ACC play is here for real, and what better way to usher in what coach Tony Bennett calls the “second season” with a visit from Virginia Tech. Boasting impressive 3-point shooting, an offense that doesn’t turn the ball over much, a signature win over preseason #1 Michigan State, and a potential break-out star in Landers Nolley, would new coach Mike Young begin his Virginia Tech career with a win over Virginia?
A win is a win is a win, only more so when it comes over Virginia Tech. The Cavaliers jumped to an early 7 – 2 lead, held the Hokies scoreless for four 4-minute stretches en route to their lowest score in 52 years, and forced Tech into a 16% night from 3. It was also the 4th time this season the Hoos have held a foe to under 40 points. It was a comprehensive beatdown.
Braxton Key. He graduated from a cast on his left wrist to a splint and continued his fine run of play: he scored 11 of Virginia’s first 23 points and finished with 18 points on 8 – 12 shooting and he gathered 10 boards on the game. Plus, he turned his defense up a notch in the second half and was largely responsible for Nolley scoring just 3 points after the break.
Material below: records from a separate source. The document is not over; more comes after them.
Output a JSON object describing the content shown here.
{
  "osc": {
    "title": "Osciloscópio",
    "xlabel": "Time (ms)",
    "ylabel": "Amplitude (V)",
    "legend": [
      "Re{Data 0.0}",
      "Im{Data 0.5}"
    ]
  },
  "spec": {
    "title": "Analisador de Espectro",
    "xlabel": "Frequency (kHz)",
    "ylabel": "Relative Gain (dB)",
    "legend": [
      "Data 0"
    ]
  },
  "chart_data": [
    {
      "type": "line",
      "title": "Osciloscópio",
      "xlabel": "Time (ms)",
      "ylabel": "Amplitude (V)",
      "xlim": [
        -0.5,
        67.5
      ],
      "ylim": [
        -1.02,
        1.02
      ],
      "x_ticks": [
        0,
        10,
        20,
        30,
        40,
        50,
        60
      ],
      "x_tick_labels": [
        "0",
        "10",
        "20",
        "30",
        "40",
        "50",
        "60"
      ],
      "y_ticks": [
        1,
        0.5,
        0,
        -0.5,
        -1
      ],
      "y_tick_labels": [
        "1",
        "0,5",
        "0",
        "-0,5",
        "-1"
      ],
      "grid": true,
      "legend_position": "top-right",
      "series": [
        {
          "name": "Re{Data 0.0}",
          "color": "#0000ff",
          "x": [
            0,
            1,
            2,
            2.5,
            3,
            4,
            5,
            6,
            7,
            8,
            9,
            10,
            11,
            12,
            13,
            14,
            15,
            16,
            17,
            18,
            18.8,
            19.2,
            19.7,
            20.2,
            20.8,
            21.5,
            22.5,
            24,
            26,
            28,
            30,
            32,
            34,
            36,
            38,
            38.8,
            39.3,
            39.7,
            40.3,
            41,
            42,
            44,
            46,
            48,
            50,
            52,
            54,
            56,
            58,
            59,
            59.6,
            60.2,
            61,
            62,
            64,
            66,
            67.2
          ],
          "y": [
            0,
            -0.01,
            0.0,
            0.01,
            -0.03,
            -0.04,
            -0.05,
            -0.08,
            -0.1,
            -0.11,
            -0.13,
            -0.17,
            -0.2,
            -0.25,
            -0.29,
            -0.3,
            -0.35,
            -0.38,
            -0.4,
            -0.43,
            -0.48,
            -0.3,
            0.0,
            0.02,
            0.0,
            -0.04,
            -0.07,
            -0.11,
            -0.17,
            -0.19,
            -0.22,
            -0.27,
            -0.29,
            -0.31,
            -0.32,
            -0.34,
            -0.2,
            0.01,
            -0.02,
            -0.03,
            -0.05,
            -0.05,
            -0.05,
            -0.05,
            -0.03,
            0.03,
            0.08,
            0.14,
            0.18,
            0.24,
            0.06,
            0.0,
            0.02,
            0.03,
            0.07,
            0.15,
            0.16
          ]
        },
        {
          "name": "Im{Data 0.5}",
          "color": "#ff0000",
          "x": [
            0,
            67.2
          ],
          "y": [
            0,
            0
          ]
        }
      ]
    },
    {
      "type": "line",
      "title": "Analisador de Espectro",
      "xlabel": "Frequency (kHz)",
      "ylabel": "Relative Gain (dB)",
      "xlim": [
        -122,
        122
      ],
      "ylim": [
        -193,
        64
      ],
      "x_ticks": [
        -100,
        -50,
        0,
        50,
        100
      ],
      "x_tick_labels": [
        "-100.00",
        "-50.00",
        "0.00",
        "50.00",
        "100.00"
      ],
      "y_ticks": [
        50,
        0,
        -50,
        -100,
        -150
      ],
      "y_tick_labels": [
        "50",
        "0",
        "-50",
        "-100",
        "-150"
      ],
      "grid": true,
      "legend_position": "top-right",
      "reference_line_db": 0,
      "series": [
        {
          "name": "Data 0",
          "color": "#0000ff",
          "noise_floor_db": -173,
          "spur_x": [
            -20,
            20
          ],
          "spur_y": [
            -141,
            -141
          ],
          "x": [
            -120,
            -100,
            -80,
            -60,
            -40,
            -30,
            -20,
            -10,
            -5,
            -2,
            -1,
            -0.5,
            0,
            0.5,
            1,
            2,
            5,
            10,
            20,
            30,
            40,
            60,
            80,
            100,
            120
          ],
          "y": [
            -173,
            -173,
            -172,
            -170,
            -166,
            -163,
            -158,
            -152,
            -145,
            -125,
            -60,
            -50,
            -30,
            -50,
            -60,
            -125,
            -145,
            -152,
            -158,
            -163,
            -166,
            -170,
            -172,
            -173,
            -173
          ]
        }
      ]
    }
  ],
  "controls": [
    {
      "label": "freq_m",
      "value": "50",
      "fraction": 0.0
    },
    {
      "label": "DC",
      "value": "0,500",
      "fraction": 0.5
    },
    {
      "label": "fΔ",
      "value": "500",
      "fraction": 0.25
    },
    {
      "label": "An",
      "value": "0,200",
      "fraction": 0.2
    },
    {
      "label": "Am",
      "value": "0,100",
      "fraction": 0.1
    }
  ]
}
Jay Huff. Bennett has tried starting Huff, or like today, bringing him off the bench to be a spark for the team. Huff’s not doing particularly well in either role. The past couple of games he’s been lackadaisical. It happened twice against Navy, and once again today, but Huff established position under the defensive board only to allow a much shorter player behind him to get the rebound. He’s playing smaller than his 7’1” frame would suggest. He also had two rather marked over-rotations out on the perimeter that allowed easy paths to basket for Nolley and PJ Horne.
Closing out the first half. At last! The Hokies were hanging around in the first half. Nolley made a pair of threes – the last a +1 after Braxton Key bit on a pump fake that I could see was a pump – and Tech was only down 28 – 17 with the ball and 40 seconds left to play. It had all the hallmarks of another defensive lapse that would let the Hokies close to 8 or 9 going into the locker room. Except that Mamadi Diakite drew the assignment of stopping Nolley when he tried to get down low for a slash to the bucket. Diakite moved his feet, shielded Nolley beautifully, and Nolley lost the ball. Bennett called a timeout – rare for him – and Clark fed Huff at the elbow, who then made this pass to Kody Stattmann:
The lead was up to 13 and it was the Cavaliers who were bouncing into the locker room. Tech never got closer than that the rest of the game.
3-point shooting. Oh, we shot all right, 7 – 21 on the day, for a 33.3% outing. That is good for us at this point, but historically 30% is pretty sucky. At least four of these were toss-ups as the shot clock was expiring, so in terms of true shooting, maybe you could say we were 7 – 17 for 41%. Nah. Shooting late in the clock is part of the game after all. There is still no reason for anyone to fear our outside game at this point.
To be fair, it was a poor night shooting the 3 for lots of teams across the collegiate landscape. Maryland and Kansas shot 25%; Villanova, Marquette and Auburn made 23% of their shots, West Virginia was at 21% and Kansas brings up the rear at 17.6%. So maybe 33.3% is the new average.
Oh wait, we held Tech to 16%. LOL
Kody Stattmann. The Aussie had a career high 10 points to go with 8 rebounds, helping Virginia to a commanding 38 – 25 rebounding margin. He was aggressive driving to the rim and had the nicest drive-and-kick of the game on Kihei Clark’s three. We’d be a better team if he was our 7th or 8th man as opposed to a starter, but he is getting more involved as the season is progressing. It is a shame he missed four games earlier this season due to illness.
Kihei Clark. Clark also set a career high, scoring 18 points and getting into the paint at will. He’s still logging too many minutes – and Chase Coleman played alongside him for at least half of his minutes today – but when Clark is fully focused on the job, he’s proving to be a perfectly fine replacement for the departed Ty Jerome.